Categories : Cash is trust
September 2, 2016
Tags : Card payments, Commercial bank, Cost of transactions, Distrust
Credit cards with no interest rate are not always a good solution and might be risky.
Communication Team / Equipo de Comunicación

In the FT, money management advisor Lindsay Cook warns against the risks associated with cheap credit card deals.

An increasing number of banks offer the opportunity to transfer credit and store cards debts to a unique 0% interest credit card, valid for up to 40 months.  The offer might seem irresistible, but one must remember that banks always come out as winners in the end.

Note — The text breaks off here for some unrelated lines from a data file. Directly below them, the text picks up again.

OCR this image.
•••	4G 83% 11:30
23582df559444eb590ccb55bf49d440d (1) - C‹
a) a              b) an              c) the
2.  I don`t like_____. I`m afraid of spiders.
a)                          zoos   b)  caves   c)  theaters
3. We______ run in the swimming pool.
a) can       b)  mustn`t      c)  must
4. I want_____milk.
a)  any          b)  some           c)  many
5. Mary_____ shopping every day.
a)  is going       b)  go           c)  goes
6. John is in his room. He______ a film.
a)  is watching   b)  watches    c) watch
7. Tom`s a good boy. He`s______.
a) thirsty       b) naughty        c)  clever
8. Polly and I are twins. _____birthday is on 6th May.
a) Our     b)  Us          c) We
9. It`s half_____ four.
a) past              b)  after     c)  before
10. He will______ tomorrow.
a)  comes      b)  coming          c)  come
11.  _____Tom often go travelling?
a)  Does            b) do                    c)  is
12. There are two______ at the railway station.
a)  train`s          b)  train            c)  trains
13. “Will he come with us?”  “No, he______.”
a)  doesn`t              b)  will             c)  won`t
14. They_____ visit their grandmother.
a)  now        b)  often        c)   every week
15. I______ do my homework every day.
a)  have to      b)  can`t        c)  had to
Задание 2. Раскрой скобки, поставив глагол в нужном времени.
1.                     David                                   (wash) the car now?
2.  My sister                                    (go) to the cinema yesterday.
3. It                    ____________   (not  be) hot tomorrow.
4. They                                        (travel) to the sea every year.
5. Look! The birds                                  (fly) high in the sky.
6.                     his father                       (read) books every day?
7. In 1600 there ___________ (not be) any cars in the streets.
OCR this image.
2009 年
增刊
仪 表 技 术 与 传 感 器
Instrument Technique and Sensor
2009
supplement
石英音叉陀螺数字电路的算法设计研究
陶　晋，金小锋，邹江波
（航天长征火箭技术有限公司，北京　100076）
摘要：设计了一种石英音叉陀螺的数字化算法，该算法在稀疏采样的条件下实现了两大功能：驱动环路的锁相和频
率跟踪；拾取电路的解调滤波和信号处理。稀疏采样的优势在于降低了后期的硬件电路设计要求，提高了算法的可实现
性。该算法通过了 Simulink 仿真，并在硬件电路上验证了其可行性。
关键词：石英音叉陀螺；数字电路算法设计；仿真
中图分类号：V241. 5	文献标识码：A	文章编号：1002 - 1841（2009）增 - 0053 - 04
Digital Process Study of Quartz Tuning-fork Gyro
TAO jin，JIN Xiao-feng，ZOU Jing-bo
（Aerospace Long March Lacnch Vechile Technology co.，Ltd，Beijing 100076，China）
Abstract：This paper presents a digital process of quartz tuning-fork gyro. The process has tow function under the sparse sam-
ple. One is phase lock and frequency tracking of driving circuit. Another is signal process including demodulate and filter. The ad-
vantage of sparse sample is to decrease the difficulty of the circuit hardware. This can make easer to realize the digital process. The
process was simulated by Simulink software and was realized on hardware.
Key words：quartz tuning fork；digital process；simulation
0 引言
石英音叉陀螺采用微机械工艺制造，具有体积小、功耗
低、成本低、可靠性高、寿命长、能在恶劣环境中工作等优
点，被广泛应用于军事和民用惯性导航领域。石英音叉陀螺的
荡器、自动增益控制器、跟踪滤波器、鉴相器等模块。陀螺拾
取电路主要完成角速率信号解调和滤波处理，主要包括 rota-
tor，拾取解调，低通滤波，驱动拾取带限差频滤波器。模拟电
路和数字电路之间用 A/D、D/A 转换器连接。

Indeed, a transfer fee is levied when the funds are transferred to the new card, ranging from 1,5 to 4%.

Moreover, big spenders who could avoid paying their debts will most likely come back to their spending habits quickly and go into debt again, to credit card providers’ great delight. Indeed, customers who fail to pay their credit card invoice on time or exceed their limit will lose their zero-rate card instantly and start paying at the full rate, which can be up to 30%.

In July, the Financial Conduct Authority’s published a five-year inquiry into credit cards, which concluded that 19 per cent of credit card holders who paid interest in the past 12 months had not expected to do so.

And in spite of falling interest rates the number of cards charging an annual percentage rate of 23 per cent or above increased, while the number charging low rates declined in the final quarter of 2015.